Here then, there will be much picking of land, formal tactics and 
discipline.  The question was, were these indulged in in the Viking age?

I have come across the same sort of phrase in far too many textbooks.  
"Battles of the period were little more than organised football hooliganism" 
and "Swordplay consisted of unscientific clubbing".  I would question wether 
the authors of phrases similar to the last had ever picked up a well 
preserved Broadsword. Those who are guilty of the first cliche have 
obviously not heard (as the police have, to thier cost) that some hooligans 
can be very well organised indeed.  This is all part of the image problem.  
To have tactics and discipline, there is a need for organisation and 
training.

There is of course, evidence for both of these in other places in Europe, 
most obviously Constantinople, but an amount for England as well.  The 
Viking homelands had contact with both of these areas, and fought both for 
and against them with some success.  In Denmark, we find clear evidence of 
millitary organisation - the Danevirke, and the Trellborg style forts are 
obvious examples.  The latter, although perhaps only used for a generation, 
show not only central control but central planning as well.  They would have 
been ideal barracks for the training of an army - possibly for the 
unifcation and defence of Denmark.

The fact that an Anglo-Scandanavian army at hastngs could stand for a day 
against mass cavalry charges (the like of which shocked both byzantine and 
arab armies into submission within a generation) gives a good indication of 
the level of discipline and courage that was attainable.  Please remember 
that it takes a good degree of training for someone to put thier life in 
peril just because someone has given an order.  As we have found out on 
numerous occasions, it only takes one man to flee or fall for a shieldwall 
to break.  There is also an evolutionary principle at work.  Those armies 
that are well organised will survive, those who are not will fall.

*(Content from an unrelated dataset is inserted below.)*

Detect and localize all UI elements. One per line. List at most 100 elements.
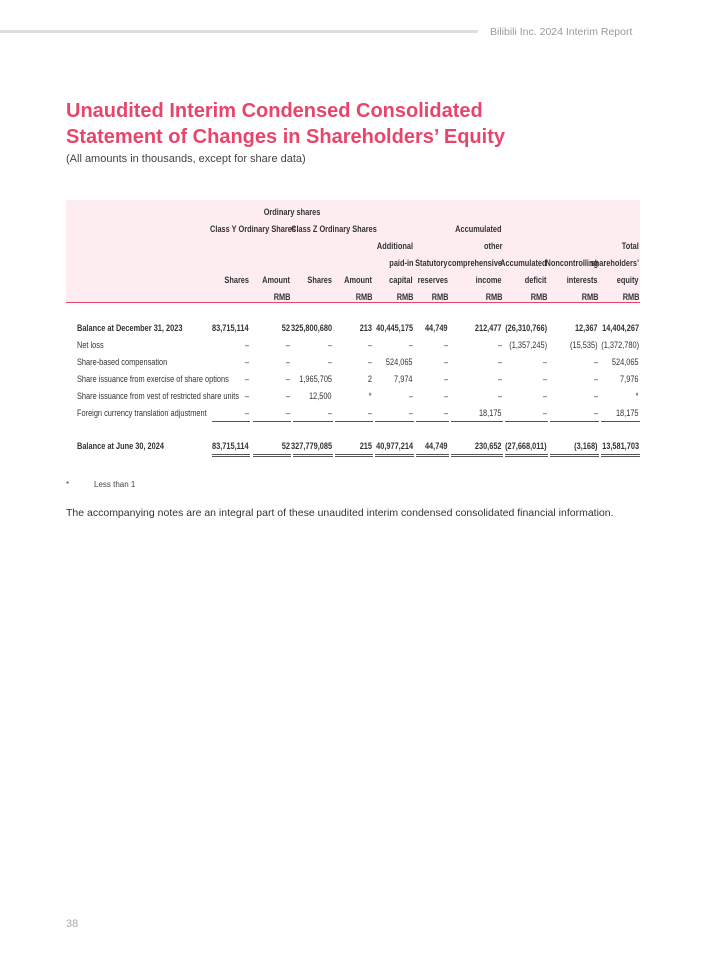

It is interesting to note that Vegitius, writer of the first manual for the 
Roman army was written in the c4th - at a time when the Roman army relied 
heavily on Germannic mecenaries.  One formation he describes, a flying 
wedge, we meet in Saxo Grammaticus, a c12th historian, describing "Viking" 
tactics.  This does not prove that the Vikings carried on a tradition of 
warfare dating back to the Romans - Saxo might have read Vegitius, or one of 
the contemporary commanders might have.  But the formations described are 
complex enough to let us know that in the C12th it was thought that their 
recent ancestors fought in a organised, disciplined fashion.

Another pointer is the ships that they fought in.  The Skuldev 2 wreck, the 
largest so far reconstructed (although not the largest found) has 33 pairs 
of oars.  Each rowing bench is about a yard from the one in front or behind. 
  What this means is that you have to row exactly in time with the people 
around you, otherwise you are not rowing at all.  Discipline and teamwork 
are required normally - what this was like in battle conditions (and this 
was most definietly a warship) I can only imagine.

Practical experimentation has shown that it does not take too much to take 
an army of beginners and train them to march and fight as a shieldwall in 
the heat of non lethal combat.  When the stakes were higher, I suspect that 
the training would have been tougher as well.

So to answer your question, no, I don't beleive that the formations shown 
are at all unlikely in the Viking age, and would most likely have been used 
- along with a few others that they appear to have missed out!